Western blot analyses
Proteins from BAT, inguinal WAT, perigonadal WAT and mesenteric WAT were extracted after homogenization in Radio-Immunoprecipitation Assay Buffer (RIPA Buffer, Fisher Scientific, Pittsburgh, PA, USA) supplemented with Complete Protease Inhibitor Cocktail (Roche Inc.). Protein content was measured using a BCA assay (Fisher Scientific, Pittsburgh, PA, USA). The protein extracts were separated by SDS/PAGE on a 4–15% running gel, transferred to polyvinylidene difluoride membranes, and electro-transferred to an Immobilon-P Transfer Membrane (Millipore, Billerica, MA, USA) for immunoblot analyses. Membranes were blocked in Tris buffered saline containing 0.05% Tween20 (TBS-T) and 5% Bovine Serum Albumin (BSA) for 1 hour. After blocking, membranes were probed overnight with primary antibodies in TBS-T supplemented with 5% BSA with shaking at 4°C, followed by three 10 minute washes with TBS-T, incubation with secondary antibody for 1 hour, and three 10 minute washes with TBS-T. Membranes were then evaluated using an ECL Chemiluminescent Substrate (Fisher Scientific, Pittsburgh, PA, USA). The following antibodies were used: anti-UCP1 (Abcam, catalog no. 10983, 1:1000), anti-Arg1 (Abcam, 1:1000), anti-iNOS (Abcam, 1:1000), anti-β-actin (Santa Cruz Biotechnology, 1:1000), HRP-conjugated anti-mouse (GE Healthcare UK Limited, 1:2000) and anti-rabbit (GE Healthcare UK Limited, 1:5000). Quantification was performed using ImageJ software.
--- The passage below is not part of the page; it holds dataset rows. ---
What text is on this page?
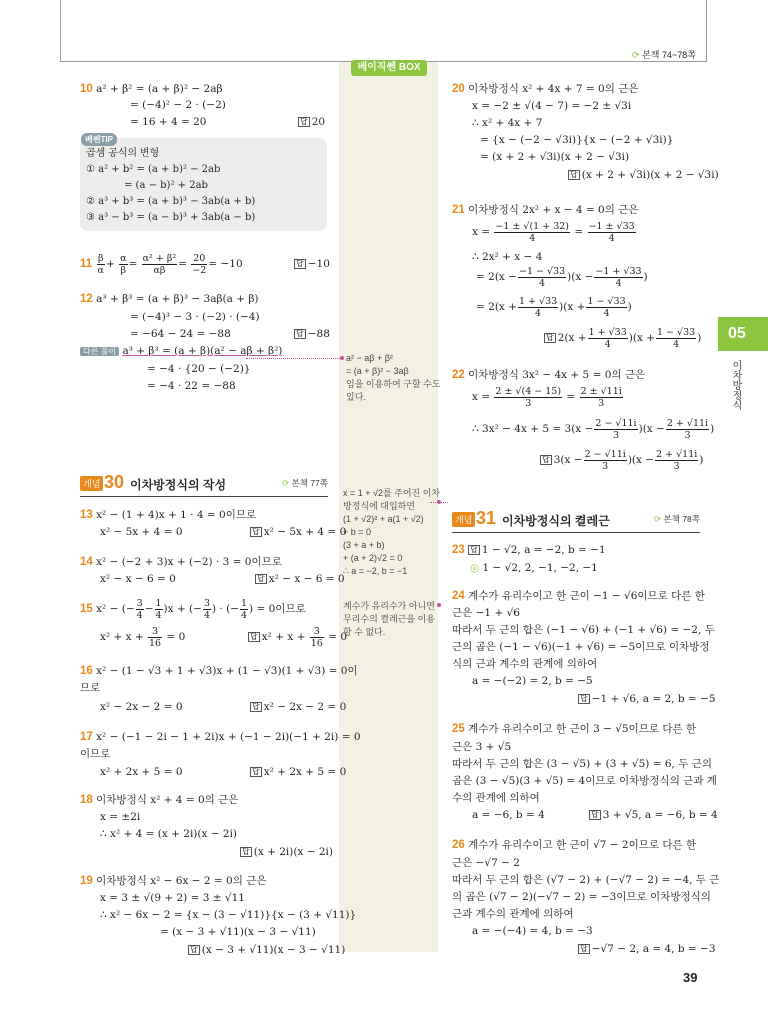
⟳ 본책 74~78쪽
베이직쎈 BOX
10 a² + β² = (a + β)² − 2aβ
= (−4)² − 2 · (−2)
= 16 + 4 = 20	답 20
베쎈TIP
곱셈 공식의 변형
① a² + b² = (a + b)² − 2ab
= (a − b)² + 2ab
② a³ + b³ = (a + b)³ − 3ab(a + b)
③ a³ − b³ = (a − b)³ + 3ab(a − b)
$11 \frac{\beta}{\alpha} + \frac{\alpha}{\beta} = \frac{\text{α² + β²}}{\alpha\beta} = \frac{20}{-2} = -10$	답 −10
12 a³ + β³ = (a + β)³ − 3aβ(a + β)
= (−4)³ − 3 · (−2) · (−4)
= −64 − 24 = −88	답 −88
다른 풀이 a³ + β³ = (a + β)(a² − aβ + β²)
= −4 · {20 − (−2)}
= −4 · 22 = −88
a² − aβ + β²
= (a + β)² − 3aβ
임을 이용하여 구할 수도
있다.
개념 30 이차방정식의 작성	⟳ 본책 77쪽
13 x² − (1 + 4)x + 1 · 4 = 0이므로
x² − 5x + 4 = 0	답 x² − 5x + 4 = 0
14 x² − (−2 + 3)x + (−2) · 3 = 0이므로
x² − x − 6 = 0	답 x² − x − 6 = 0
15 x² − (− $\frac{3}{4} - \frac{1}{4} )x$ + (− $\frac{3}{4}$ ) · (− $\frac{1}{4}$ ) = 0이므로
$x^2 + x + \frac{3}{16} = 0$	답 $x^2 + x + \frac{3}{16} = 0$
16 x² − (1 − √3 + 1 + √3)x + (1 − √3)(1 + √3) = 0이
므로
x² − 2x − 2 = 0	답 x² − 2x − 2 = 0
17 x² − (−1 − 2i − 1 + 2i)x + (−1 − 2i)(−1 + 2i) = 0
이므로
x² + 2x + 5 = 0	답 x² + 2x + 5 = 0
18 이차방정식 x² + 4 = 0의 근은
x = ±2i
∴ x² + 4 = (x + 2i)(x − 2i)
답 (x + 2i)(x − 2i)
19 이차방정식 x² − 6x − 2 = 0의 근은
x = 3 ± √(9 + 2) = 3 ± √11
∴ x² − 6x − 2 = {x − (3 − √11)}{x − (3 + √11)}
= (x − 3 + √11)(x − 3 − √11)
답 (x − 3 + √11)(x − 3 − √11)
x = 1 + √2를 주어진 이차
방정식에 대입하면
(1 + √2)² + a(1 + √2)
+ b = 0
(3 + a + b)
+ (a + 2)√2 = 0
∴ a = −2, b = −1
계수가 유리수가 아니면
무리수의 켤레근을 이용
할 수 없다.
20 이차방정식 x² + 4x + 7 = 0의 근은
x = −2 ± √(4 − 7) = −2 ± √3i
∴ x² + 4x + 7
= {x − (−2 − √3i)}{x − (−2 + √3i)}
= (x + 2 + √3i)(x + 2 − √3i)
답 (x + 2 + √3i)(x + 2 − √3i)
21 이차방정식 2x² + x − 4 = 0의 근은
$x = \frac{-1 \pm √(1 + 32)}{4} = \frac{-1 \pm √33}{4}$
∴ 2x² + x − 4
= $2(x - \frac{-1 - √33}{4} )(x - \frac{-1 + √33}{4}$ )
= $2(x + \frac{1 + √33}{4} )(x + \frac{1 - √33}{4}$ )
답 $2(x + \frac{1 + √33}{4} )(x + \frac{1 - √33}{4}$ )
22 이차방정식 3x² − 4x + 5 = 0의 근은
$x = \frac{2 \pm √(4 - 15)}{3} = \frac{2 \pm √11i}{3}$
∴ $3x^2 - 4x + 5 = 3(x - \frac{2 - √11i}{3} )(x - \frac{2 + √11i}{3}$ )
답 $3(x - \frac{2 - √11i}{3} )(x - \frac{2 + √11i}{3}$ )
개념 31 이차방정식의 켤레근	⟳ 본책 78쪽
23 답 1 − √2, a = −2, b = −1
◎ 1 − √2, 2, −1, −2, −1
24 계수가 유리수이고 한 근이 −1 − √6이므로 다른 한
근은 −1 + √6
따라서 두 근의 합은 (−1 − √6) + (−1 + √6) = −2, 두
근의 곱은 (−1 − √6)(−1 + √6) = −5이므로 이차방정
식의 근과 계수의 관계에 의하여
a = −(−2) = 2, b = −5
답 −1 + √6, a = 2, b = −5
25 계수가 유리수이고 한 근이 3 − √5이므로 다른 한
근은 3 + √5
따라서 두 근의 합은 (3 − √5) + (3 + √5) = 6, 두 근의
곱은 (3 − √5)(3 + √5) = 4이므로 이차방정식의 근과 계
수의 관계에 의하여
a = −6, b = 4	답 3 + √5, a = −6, b = 4
26 계수가 유리수이고 한 근이 √7 − 2이므로 다른 한
근은 −√7 − 2
따라서 두 근의 합은 (√7 − 2) + (−√7 − 2) = −4, 두 근
의 곱은 (√7 − 2)(−√7 − 2) = −3이므로 이차방정식의
근과 계수의 관계에 의하여
a = −(−4) = 4, b = −3
답 −√7 − 2, a = 4, b = −3
05
이차방정식
39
The data are presented from multiple independent experiments. All data are presented as mean ± SEM. The Student’s two tailed t-test was used for comparisons of two experimental groups. P < 0.05 was regarded as significant.
The data that support the findings of this study are available from the corresponding author on request.
Conflicts of Interest
The authors have no relevant conflicts of interest to declare.
This work was supported by NIA grants AG022303 and AG024824, and funds from the Glenn Foundation for Medical Research.